Personal information
- Full name: Lee Colin Clarke
- Date of birth: 28 July 1983 (age 42)
- Place of birth: Peterborough, England
- Position: Central Midfielder

Team information
- Current team: St Neots Town

Senior career*
- Years: Team / Apps / (Gls)
- 2000–2001: Yaxley / ? / (?)
- 2001–2004: Peterborough United / 2 / (0)
- 2003: → Kettering Town (loan) / 9 / (3)
- 2004–2009: St Albans City / 196 / (79)
- 2009–2014: Welling United / 197 / (59)
- 2014: St Albans City
- 2014–2016: Spalding United
- 2016–: St Neots Town

International career
- 2003–2004: Northern Ireland U21 / 4 / (0)
- 2004: Northern Ireland U23 / 1 / (0)

Managerial career
- 2016–2017: St Neots Town (caretaker)

= Lee Clarke =

Footballer (born 1983)

Lee Colin Clarke (born 28 July 1983) is a professional footballer. Born in England, he represented Northern Ireland internationally at youth levels U21 and U23. He is the son of former Northern Ireland international Colin Clarke.

==Career==
Clarke started his career at Yaxley, then moved to Peterborough United where he made several appearances. He then moved to St Albans City, where he was the top scorer for two seasons in the Conference South and was vital in their promotion to the Conference National in 2006.
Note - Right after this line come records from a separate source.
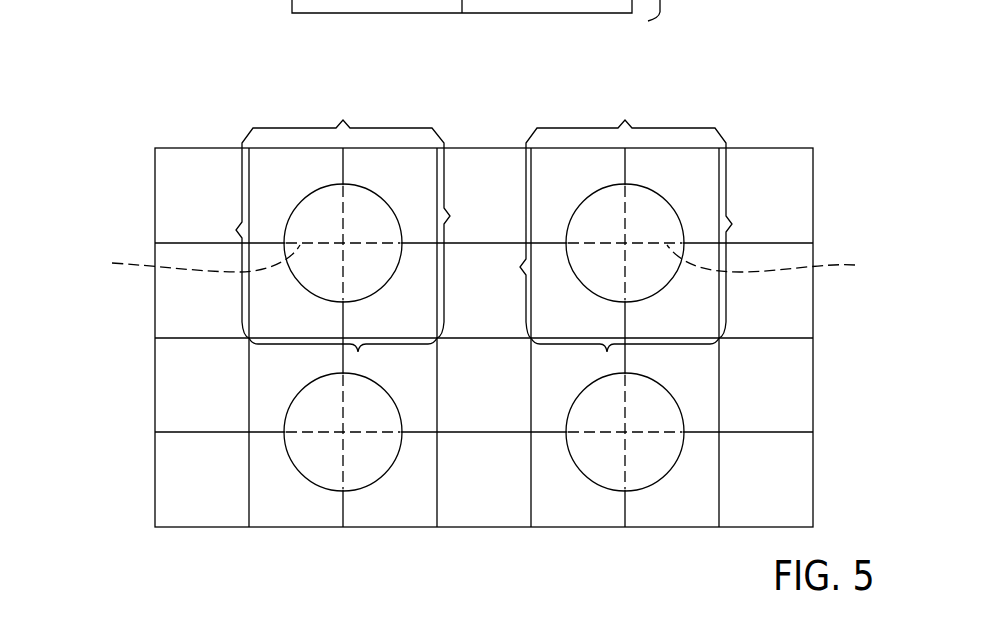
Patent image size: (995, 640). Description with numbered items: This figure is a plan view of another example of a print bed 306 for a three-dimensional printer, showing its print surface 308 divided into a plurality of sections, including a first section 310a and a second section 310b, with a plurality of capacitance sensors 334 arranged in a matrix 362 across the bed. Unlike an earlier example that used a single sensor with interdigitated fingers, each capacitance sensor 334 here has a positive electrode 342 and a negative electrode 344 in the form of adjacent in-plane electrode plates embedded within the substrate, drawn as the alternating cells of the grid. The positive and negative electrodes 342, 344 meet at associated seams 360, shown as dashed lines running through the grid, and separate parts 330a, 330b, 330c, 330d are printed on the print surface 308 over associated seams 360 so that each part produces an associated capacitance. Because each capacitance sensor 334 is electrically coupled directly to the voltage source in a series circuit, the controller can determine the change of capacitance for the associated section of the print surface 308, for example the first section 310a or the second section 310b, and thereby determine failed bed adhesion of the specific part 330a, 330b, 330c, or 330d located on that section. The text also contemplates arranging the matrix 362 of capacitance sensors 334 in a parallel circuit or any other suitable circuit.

The print bed 306 is at (414, 263).
The print surface 308 is at (484, 337).
The first section 310a is at (365, 395).
The second section 310b is at (606, 400).
The first part 330a is at (317, 187).
The second part 330b is at (603, 188).
The third part 330c is at (322, 490).
The fourth part 330d is at (607, 490).
The capacitance sensor 334 is at (265, 243).
The positive electrode 342 is at (177, 197).
The negative electrode 344 is at (254, 197).
The seam 360 is at (484, 264).
The matrix 362 is at (145, 142).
He has won five caps for the Northern Ireland U21s.

On 2 April 2009, Clarke had his contract cancelled by mutual consent because of his nagging knee injury that prevented him from playing for most of the season.
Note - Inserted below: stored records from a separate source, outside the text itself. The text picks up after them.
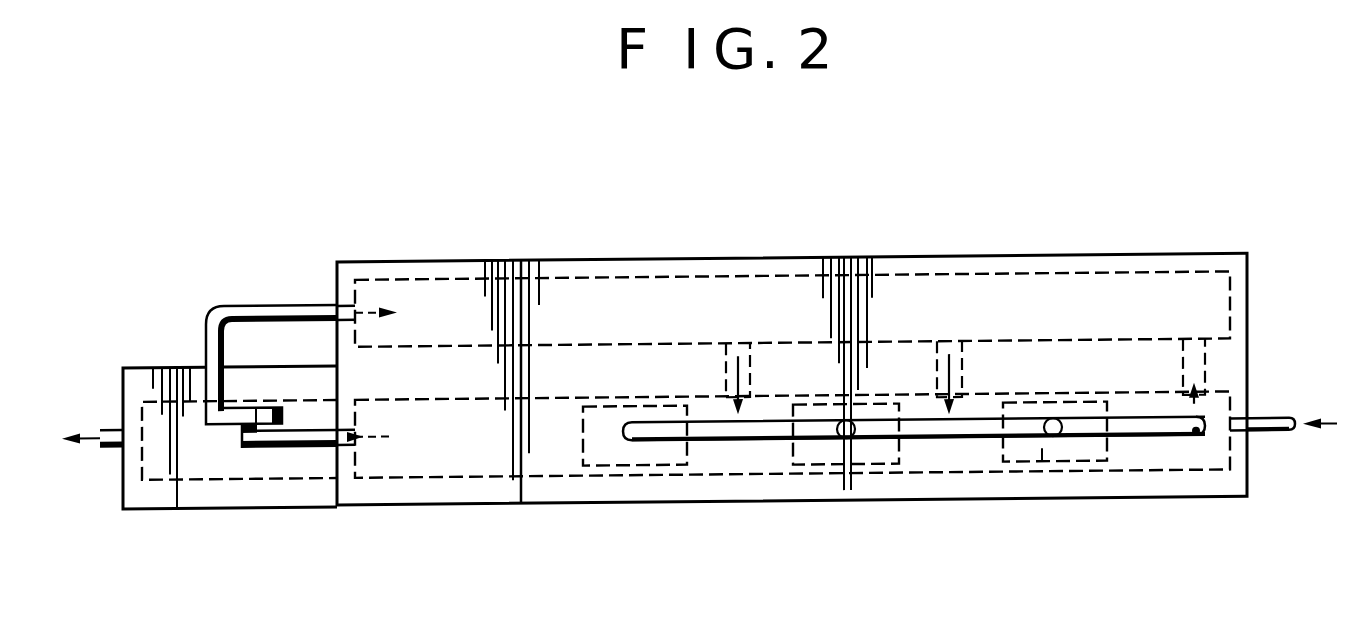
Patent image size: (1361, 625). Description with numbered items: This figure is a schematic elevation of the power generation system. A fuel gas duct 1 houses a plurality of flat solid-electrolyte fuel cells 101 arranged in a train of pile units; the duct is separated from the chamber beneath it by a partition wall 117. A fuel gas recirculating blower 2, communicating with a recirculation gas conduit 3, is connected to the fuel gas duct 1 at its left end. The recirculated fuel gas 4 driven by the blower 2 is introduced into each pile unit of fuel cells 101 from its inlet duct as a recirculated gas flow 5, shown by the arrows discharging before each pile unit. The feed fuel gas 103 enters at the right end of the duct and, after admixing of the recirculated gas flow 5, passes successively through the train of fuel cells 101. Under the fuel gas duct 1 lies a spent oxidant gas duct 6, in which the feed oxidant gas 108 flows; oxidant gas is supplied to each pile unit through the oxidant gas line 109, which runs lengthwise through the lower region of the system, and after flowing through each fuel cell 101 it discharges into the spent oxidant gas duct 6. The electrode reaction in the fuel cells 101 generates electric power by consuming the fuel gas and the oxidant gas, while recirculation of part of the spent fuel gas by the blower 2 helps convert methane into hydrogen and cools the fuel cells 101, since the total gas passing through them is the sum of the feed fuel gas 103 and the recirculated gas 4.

The fuel gas duct 1 is at (765, 463).
The fuel gas recirculating blower 2 is at (240, 428).
The recirculation gas conduit 3 is at (464, 283).
The recirculated fuel gas 4 is at (369, 312).
The recirculated gas flow 5 is at (752, 372).
The spent oxidant gas duct 6 is at (437, 465).
The fuel cell 101 is at (603, 460).
The feed fuel gas 103 is at (1328, 423).
The feed oxidant gas 108 is at (1213, 430).
The oxidant gas line 109 is at (1147, 440).
The partition wall 117 is at (589, 363).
In May 2009, he signed for Welling United. He was voted supporters' player of the season at the end of the 2010–11 campaign, and captained Welling to the Conference South title in 2012–13.

In May 2014 it was announced that Clarke had resigned for St Albans City.

In February 2015 Clarke signed for St Neots Town, scoring on his debut.